Pardoned miners to receive no compensation

Pardoned miners to receive no compensation

Miners who are to be pardoned for historic convictions will receive no compensation, Justice Secretary Keith Brown has said.

Mr Brown dismissed calls for compensation to be paid to miners pardoned over strike action in the 1980s.

Former Scottish Labour leader, Richard Leonard, had asked him whether compensation should be paid for the “injustices that were perpetrated on the miners, their communities, but also on their families”.

Mr Brown said, however, that compensation was an issue for Westminster.

The Scottish government is to pardon living and dead miners convicted after taking strike action in 1984-85. Mr Brown said the collective pardon was to “recognise the disproportionate impact felt by those miners as a result of taking part in the strike, to restore dignity to them and to help heal old wounds”.

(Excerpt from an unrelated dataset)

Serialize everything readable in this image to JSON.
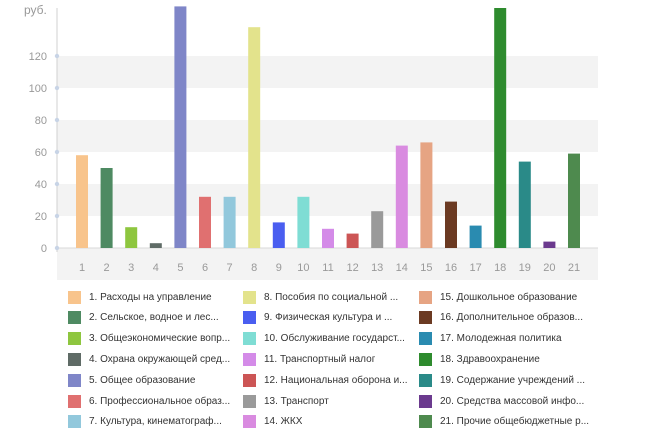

Giving evidence to Holyrood’s Equalities Committee, Mr Brown said the pardons would not quash convictions nor confer any new rights.

He said: “I am clear that the bill should not cast any doubt on decisions made by the judiciary at the time or seek to place blame on any individual or group.”

He added: “The conditions of the pardon recognise miners and police officers found themselves in extremely challenging situations where relationships came under unprecedented strain.

“Miners who took part in industrial action did so to protect their jobs, their way of life and the communities. Police officers were only exercising their duty to uphold the law and in circumstances and on a scale which had never encountered before.

“The pardon will apply both to living people and posthumously given the passage of time since the strike.”